L’histoire entre les deux pays est ancienne. Les militaires soudanais effectuent régulièrement des manœuvres avec leurs homologues égyptiens (le dernier date de la mi-octobre). Des exercices conjoints égypto-soudanais ont été organisés au début de 2021 dans le sud du Soudan. Baptisés « Gardiens du Nil », ils ont été considérés comme un message fort envoyé à l’Éthiopie. Car depuis dix ans, les relations entre l’Égypte le Soudan et l’Éthiopie sont mises à mal par la construction par Addis-Abeba du Grand barrage de la Renaissance éthiopienne (GERD) sur le Nil Bleu. Cet ouvrage préoccupe les deux autres pays situés en aval : Le Caire craint que ce méga-barrage ne compromette son approvisionnement en eau, et Khartoum s’inquiète également pour la sécurité et les flux passant par ses propres stations hydrauliques.

Autre dossier cher à l’Égypte : la mer Rouge. Riche en ressources, elle voit transiter environ 12 % du trafic maritime mondial à destination ou en provenance du canal de Suez.

Les 853 kilomètres de littoral du Soudan, où se trouvent les villes de Port-Soudan et de Suakin, qui ont été louées en 2018 à la Turquie, sont incontestablement le théâtre d’intenses rivalités régionales. Elles revêtent une importance éminemment stratégique pour Le Caire.

Enfin, il est notoire que les chantres de la contre-révolution que sont l’Égypte, les EAU et l’Arabie saoudite, n’appréciaient guère la source d’inspiration que pouvait incarner un peuple soudanais capable de chasser son dirigeant militaire autocratique pour le remplacer par un gouvernement civil.

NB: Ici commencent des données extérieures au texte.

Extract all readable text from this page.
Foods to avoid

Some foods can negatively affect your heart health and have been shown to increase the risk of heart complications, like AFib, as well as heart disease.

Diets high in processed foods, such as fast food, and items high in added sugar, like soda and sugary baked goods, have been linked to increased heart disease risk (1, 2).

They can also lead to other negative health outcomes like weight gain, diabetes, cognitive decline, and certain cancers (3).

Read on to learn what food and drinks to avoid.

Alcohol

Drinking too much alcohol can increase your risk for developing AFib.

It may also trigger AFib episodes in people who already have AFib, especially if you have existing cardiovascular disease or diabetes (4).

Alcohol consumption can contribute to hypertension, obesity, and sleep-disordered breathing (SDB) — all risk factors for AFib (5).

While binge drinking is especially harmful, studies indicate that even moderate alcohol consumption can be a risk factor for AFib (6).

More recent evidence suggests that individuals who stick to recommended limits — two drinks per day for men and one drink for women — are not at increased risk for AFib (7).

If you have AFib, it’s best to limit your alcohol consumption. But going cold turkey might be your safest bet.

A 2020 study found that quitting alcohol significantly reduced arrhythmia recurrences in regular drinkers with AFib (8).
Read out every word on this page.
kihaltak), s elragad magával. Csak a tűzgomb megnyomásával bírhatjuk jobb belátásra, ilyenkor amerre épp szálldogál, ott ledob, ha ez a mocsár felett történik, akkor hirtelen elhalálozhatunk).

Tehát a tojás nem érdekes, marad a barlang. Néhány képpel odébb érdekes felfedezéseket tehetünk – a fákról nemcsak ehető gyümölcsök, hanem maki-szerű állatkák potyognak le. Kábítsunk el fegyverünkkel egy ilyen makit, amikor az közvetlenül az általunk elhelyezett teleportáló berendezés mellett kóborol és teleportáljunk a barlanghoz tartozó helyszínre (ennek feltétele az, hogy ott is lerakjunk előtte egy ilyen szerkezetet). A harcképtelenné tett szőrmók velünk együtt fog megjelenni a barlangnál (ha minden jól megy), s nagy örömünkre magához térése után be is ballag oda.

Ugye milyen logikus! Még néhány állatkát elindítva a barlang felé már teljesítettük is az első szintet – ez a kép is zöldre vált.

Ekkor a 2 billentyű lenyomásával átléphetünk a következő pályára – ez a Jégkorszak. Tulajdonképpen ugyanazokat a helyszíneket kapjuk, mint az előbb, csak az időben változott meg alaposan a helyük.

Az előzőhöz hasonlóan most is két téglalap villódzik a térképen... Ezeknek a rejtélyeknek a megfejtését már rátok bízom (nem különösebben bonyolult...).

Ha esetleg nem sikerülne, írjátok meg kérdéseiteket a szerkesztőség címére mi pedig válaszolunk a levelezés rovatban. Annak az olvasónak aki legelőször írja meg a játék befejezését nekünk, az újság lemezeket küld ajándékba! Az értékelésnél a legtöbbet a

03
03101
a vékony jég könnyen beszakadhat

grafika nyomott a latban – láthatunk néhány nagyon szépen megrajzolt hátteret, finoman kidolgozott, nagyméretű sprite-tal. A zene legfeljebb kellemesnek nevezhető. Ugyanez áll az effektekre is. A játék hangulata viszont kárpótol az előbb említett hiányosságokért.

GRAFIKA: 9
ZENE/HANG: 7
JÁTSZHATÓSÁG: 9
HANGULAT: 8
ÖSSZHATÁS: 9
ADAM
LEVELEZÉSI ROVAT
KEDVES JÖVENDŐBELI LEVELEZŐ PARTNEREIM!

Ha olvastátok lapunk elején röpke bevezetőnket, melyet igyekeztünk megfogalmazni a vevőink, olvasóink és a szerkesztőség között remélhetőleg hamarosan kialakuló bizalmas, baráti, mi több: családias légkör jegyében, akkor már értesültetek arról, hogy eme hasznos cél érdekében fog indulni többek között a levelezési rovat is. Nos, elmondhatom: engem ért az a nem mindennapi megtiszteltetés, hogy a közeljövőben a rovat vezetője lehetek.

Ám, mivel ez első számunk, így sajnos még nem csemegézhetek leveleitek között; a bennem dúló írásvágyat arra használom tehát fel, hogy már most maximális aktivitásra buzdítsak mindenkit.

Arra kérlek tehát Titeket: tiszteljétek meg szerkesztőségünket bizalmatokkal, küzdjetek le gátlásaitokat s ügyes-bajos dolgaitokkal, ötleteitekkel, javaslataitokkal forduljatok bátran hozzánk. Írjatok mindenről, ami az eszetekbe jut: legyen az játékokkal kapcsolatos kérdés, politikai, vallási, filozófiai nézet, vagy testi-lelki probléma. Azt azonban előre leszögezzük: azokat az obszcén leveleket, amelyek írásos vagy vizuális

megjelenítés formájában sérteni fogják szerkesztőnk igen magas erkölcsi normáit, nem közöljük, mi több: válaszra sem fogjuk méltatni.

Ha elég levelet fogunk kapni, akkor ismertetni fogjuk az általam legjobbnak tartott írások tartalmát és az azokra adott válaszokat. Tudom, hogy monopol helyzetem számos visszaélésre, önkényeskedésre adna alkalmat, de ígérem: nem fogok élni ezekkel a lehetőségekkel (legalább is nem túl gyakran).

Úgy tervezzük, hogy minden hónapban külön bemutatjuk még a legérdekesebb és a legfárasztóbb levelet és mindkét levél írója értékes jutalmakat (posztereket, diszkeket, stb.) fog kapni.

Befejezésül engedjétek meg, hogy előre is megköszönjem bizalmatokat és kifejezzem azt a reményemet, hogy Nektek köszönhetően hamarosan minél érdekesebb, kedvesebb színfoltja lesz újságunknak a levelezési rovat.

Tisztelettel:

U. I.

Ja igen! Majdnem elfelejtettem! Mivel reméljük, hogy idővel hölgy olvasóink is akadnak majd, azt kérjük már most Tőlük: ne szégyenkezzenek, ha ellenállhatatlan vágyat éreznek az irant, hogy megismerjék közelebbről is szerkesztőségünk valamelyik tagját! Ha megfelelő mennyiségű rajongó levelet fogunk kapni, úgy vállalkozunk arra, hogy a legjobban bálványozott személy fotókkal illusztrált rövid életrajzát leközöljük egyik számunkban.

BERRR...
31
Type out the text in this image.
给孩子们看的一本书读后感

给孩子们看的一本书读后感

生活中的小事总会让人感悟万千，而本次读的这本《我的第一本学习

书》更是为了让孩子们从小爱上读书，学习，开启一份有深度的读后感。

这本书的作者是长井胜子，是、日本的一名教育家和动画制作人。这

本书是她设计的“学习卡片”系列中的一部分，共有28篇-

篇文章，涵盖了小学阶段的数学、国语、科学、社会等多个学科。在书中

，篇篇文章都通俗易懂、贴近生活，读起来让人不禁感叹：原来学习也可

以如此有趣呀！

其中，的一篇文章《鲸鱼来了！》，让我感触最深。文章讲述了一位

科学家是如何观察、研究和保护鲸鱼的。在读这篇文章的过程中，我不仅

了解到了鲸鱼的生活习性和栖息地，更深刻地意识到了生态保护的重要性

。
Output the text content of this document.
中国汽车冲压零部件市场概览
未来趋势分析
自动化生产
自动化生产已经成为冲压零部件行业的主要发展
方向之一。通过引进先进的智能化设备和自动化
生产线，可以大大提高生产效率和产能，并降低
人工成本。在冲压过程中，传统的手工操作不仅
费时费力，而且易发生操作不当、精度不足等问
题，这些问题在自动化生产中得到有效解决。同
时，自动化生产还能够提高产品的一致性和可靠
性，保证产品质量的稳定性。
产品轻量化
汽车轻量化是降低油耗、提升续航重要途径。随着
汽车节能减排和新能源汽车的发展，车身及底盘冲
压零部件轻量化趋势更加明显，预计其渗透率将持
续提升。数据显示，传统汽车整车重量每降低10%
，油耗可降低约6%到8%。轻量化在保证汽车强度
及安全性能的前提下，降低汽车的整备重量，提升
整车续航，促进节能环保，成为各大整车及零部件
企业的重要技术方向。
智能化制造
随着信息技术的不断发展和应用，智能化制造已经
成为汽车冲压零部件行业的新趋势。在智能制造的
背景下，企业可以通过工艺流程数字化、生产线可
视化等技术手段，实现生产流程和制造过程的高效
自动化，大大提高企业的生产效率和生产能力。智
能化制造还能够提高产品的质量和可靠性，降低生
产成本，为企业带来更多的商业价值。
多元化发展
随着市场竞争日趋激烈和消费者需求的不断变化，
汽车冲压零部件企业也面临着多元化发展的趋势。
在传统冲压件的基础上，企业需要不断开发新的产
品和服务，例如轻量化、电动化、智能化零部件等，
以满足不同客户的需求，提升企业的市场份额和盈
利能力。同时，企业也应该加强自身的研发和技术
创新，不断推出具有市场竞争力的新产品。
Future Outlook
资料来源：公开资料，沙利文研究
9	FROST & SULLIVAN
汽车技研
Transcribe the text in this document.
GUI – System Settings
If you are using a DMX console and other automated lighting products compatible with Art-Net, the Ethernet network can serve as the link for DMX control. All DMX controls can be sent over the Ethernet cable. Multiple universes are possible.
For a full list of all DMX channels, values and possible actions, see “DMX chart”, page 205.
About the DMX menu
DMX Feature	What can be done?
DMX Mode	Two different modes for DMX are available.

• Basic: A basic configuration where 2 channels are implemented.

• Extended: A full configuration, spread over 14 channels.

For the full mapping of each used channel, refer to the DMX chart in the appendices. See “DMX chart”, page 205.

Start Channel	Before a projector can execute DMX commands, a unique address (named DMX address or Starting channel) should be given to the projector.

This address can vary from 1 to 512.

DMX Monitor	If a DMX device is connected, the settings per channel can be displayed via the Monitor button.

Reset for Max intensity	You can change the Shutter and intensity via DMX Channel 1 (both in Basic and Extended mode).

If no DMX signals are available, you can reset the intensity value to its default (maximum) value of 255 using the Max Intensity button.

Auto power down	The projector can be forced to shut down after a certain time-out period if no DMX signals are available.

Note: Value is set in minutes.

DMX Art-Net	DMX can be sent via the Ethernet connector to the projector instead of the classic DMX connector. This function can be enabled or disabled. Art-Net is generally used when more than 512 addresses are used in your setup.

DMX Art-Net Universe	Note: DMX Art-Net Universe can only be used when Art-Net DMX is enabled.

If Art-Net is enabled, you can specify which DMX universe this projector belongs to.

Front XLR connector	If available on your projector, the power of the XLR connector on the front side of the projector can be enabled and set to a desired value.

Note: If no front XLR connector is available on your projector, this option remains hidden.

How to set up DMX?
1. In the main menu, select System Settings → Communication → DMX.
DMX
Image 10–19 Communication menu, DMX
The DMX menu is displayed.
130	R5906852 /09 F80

En attendant, le pays est en faillite depuis l’indépendance du Soudan du Sud en 2011. Elle l’a privé d’environ 75% de ses recettes pétrolières et d’une partie de la population la plus dynamique. Les pénuries sont monstrueuses et la dette nationale dantesque. Le poumon du pays, Port-Soudan (sur la mer Rouge), est relié à la capitale par le rail. C’est l’artère principale et vitale du pays, mais elle est sporadiquement entravée par l’insurrection et les attaques des Bedjas, une ethnie vivant dans son arrière-pays.

C’est tout le défi du général al-Burhan : après avoir été le bon élève de Sissi dans l’art du coup d’État, il devra très vite s’inspirer aussi de l’Égyptien quant à la modernisation de son économie…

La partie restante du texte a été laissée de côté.